Fenceline floras
In the midst of widespread landscape modification, nature’s impulse is frequently pushed, pulled and squeezed into some of the most unlikely places. Amongst the novel habitats generated by human activities, fenceline floras frequently grab our attention as peculiar linear remnants that exhibit resilience and abstraction.

Several years ago, I was able to spend some time plant-hunting with my friend, Graeme Atkins, on the occasion of his visit to Wellington to receive the Loder Cup. One of the places that we sought out was a compressed remnant of Wairarapa’s lowland gravel flora, in which an interesting form of the Melicytus alpinus complex engulfs the fenceline together with Coprosma rigida (shown in fruit below) and an unusual Clematis (below left) that seemed closest to a form of C. forsteri.


Straddled between the editing influences of agricultural machinery (& livestock) and road maintenance, this compressed plant community contains members of a nearby grazed kanuka woodland (shown below, looking for all the world like a still from a Miyazaki Hayao film), and presumably of other remnants that we didn’t see from our roadside vantage points.
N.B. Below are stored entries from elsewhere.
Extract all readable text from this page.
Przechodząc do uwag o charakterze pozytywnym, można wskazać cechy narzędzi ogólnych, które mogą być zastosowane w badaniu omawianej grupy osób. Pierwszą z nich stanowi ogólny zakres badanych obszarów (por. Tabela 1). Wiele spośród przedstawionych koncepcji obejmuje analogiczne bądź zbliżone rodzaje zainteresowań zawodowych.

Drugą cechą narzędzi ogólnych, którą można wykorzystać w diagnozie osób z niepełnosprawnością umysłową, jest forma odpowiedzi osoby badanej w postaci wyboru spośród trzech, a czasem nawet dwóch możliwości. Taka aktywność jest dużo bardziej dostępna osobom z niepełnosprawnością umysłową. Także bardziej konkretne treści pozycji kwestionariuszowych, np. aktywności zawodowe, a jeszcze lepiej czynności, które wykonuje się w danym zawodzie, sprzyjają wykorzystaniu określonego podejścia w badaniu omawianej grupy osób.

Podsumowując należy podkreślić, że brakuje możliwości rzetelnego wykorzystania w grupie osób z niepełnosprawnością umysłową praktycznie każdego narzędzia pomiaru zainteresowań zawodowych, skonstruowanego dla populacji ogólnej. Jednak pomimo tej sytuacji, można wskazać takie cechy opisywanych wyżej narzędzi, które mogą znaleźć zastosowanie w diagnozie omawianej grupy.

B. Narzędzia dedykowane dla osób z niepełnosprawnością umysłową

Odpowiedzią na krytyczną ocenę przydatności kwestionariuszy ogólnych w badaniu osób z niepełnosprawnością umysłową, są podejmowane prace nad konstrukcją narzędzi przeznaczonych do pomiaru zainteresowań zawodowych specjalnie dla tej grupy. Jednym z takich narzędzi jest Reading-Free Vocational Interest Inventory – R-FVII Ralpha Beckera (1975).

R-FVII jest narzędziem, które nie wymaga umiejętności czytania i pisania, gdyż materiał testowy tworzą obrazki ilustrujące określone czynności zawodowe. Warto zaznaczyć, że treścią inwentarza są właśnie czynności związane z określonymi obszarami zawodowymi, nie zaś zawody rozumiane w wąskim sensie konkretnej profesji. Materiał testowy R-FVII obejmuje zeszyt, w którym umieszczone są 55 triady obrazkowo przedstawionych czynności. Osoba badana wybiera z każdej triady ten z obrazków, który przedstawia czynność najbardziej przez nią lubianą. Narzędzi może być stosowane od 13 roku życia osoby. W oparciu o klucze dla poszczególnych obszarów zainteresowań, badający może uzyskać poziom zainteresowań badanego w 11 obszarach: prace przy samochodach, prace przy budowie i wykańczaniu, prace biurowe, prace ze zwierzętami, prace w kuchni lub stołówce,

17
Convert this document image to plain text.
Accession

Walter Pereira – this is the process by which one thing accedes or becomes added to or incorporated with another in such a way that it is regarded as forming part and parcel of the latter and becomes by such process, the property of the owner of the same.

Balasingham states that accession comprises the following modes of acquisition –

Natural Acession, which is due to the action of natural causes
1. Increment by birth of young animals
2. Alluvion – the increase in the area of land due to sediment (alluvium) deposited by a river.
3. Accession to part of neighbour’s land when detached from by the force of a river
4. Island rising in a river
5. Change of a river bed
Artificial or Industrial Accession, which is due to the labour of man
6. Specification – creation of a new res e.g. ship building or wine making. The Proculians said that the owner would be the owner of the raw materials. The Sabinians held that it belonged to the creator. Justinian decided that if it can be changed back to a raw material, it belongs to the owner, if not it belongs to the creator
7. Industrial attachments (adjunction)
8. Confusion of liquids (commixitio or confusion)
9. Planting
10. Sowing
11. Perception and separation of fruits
The occurrence of Melicytus aff. alpinus in Wairarapa lowlands is significant, as this species complex is scarce in the North Island. Furthermore, gravel floras such as this are enigmatic, frequently-assailed ecosystems with distinctive forms and species – including the critically-endangered Canterbury Plains endemic, Olearia adenocarpa.
In conservation terms, remnants like this linear shrubland assist with imagining the kinds of life that once inhabited these seasonally dry riverine plains – and which may once again be helped to take their place within the landscapes that have driven their evolution.